In 2016, she almost miscarried as she was being rushed to King Fahd Hospital on Lamu Island.
“That fateful day I was rushed to the hospital in a speed boat. The journey was too rough and rocky due to strong winds and waves at the sea. Getting to the hospital from the sea was also a challenge because there are no motor vehicles allowed on the island except for those with exceptions from the government,” says Halima.
Halima’s experience is a testimony to the struggles of the majority of pregnant women in Lamu archipelago, which has since time immemorial been defined by old modes of transport. Without motorised transport, residents use donkeys, dhow boats and handcarts to move around. Not even bicycles, let alone motorbikes and vehicles, are allowed in the town.
But following the introduction of tuk tuk ambulances early this year, pregnant women are now able to seek medical attention on time.
The three-wheeled rickshaws operate within the Lamu Old Town central business district and the island’s outskirts of Kashmir, Wiyoni, Bombay, Kandahar and Hidabo.
Lamu Old Town was listed as a Unesco World Heritage site in 2001. In 2015, Westernised forms of transport such as vehicles, motorcycles, and bicycles were banned from operating to preserve the town’s unique age-old culture and heritage, which is said to be on the verge of extinction due to “excessive westernisation”.
Before the introduction of the tuk-tuk ambulances, expectant mothers and children suffered the most as they used to be ferried to the King Fahd County Hospital in handcarts, donkeys and boats. These modes of transport were not only uncomfortable, but also caused birth complications due to the rocking nature of ferrying the mothers to delivery rooms.
Fatma Salim, Maendeleo ya Wanawake National vice-chair, who is the brainchild of tuk-tuk ambulances, said they approached the county leadership before they were given the go-ahead to introduce the ambulances.
“After witnessing the suffering that pregnant women, children and the elderly were facing while seeking medical attention, we sold the tuk-tuk ambulance idea to the county government.

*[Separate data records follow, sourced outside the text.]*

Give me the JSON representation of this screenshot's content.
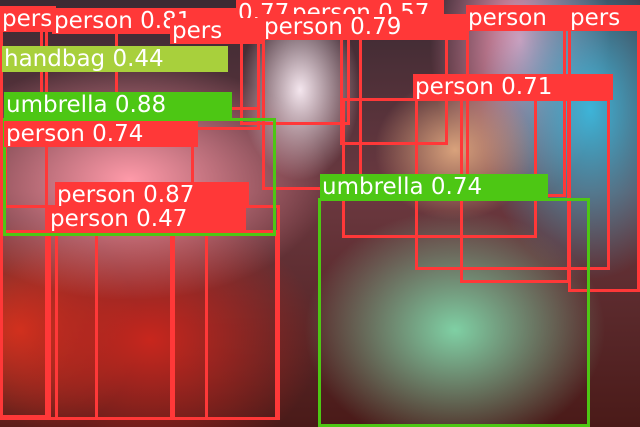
{
  "colors": {
    "person": "#ff3838",
    "umbrella": "#4dc714",
    "handbag": "#a8d03c"
  },
  "labels": {
    "p1": "pers",
    "p2": "person 0.81",
    "p3": "0.77",
    "p4": "person 0.57",
    "p5": "person 0.79",
    "p6": "person",
    "p7": "pers",
    "p8": "pers",
    "hb1": "handbag 0.44",
    "u1": "umbrella 0.88",
    "p9": "person 0.74",
    "p10": "person 0.71",
    "p11": "person 0.87",
    "p12": "person 0.47",
    "u2": "umbrella 0.74"
  }
}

That’s how the proposal was adopted,” said Ms Salim.
The initial plan was to provide free transport services, especially for expectant mothers, on condition that the county government and well-wishers would chip in and fuel the tuk tuks as well as be in charge of their maintenance. Unfortunately, the support was not offered as expected.

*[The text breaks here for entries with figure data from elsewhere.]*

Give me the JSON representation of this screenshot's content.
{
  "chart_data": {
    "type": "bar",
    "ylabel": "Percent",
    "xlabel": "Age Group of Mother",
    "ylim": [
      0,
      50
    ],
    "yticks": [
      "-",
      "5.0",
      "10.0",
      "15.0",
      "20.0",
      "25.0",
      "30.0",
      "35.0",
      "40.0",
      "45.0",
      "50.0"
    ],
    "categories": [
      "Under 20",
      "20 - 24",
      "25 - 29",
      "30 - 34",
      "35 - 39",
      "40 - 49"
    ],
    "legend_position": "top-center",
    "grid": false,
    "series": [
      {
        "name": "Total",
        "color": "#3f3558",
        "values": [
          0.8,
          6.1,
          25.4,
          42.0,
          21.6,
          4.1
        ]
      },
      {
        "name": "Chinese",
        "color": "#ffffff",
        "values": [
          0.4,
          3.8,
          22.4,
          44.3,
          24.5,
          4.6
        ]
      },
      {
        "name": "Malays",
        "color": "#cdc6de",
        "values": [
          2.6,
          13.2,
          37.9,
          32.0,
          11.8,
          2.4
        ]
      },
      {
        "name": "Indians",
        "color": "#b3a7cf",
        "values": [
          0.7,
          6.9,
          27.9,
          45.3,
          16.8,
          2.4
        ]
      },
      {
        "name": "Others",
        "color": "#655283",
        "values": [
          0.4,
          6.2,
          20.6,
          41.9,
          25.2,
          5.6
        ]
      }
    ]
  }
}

The women’s lobby, therefore, had to look for other alternatives to maintain the tuk tuks. Ms Salim said since they are also financially incapacitated, they had to agree that tuk-tuk ambulance drivers charge between Sh50 and Sh100 for the services provided.
Wilson Kazungu, a tuk-tuk ambulance driver, said their operation has eased the movement of people living within the old town where automobiles are out of bound.
The lives of patients in hard-to-reach areas of Lamu Island like Kashmir, where the road is sandy for boda bodas to operate, also benefit from the tuk tuks.
He says more women are now choosing to give birth in the hospital with the tuk-tuk ambulances being in place.
“Medical services are nowadays easily accessible to the islanders. We ferry expectant mothers with complicated cases to their delivery rooms. Our phone numbers are out for everyone with emergency cases to call us at any time. This has really worked,” said Mr Kazungu.
The tuk-tuks’ prices are affordable compared to boats and motorcycles ,where one might end up spending hundreds or even thousands of shillings just to get to the King Fahd County hospital on the far end of the island.
Abubakar Yusuf, the tuk-tuk ambulance drivers’ spokesperson, stressed that tuk-tuks are a blessing for the town dwellers as pregnant mothers and patients no longer get complications emanating from the rocking nature of boats and motorcycles.
He appealed to the county government to allow more tuk tuks to operate within the historical town to enable them to effectively deal with the many emergency cases that sometimes overwhelm them.
“Initially, we were four tuk tuk drivers but the fear that we could be chased out of the town at any time prompted one of us to move to Malindi. The county should consider allowing us to freely operate these ambulances. In fact, let them allow more of these tuk tuks to be brought to the old town. They’ve proved helpful to the society here,” said Mr Yusuf.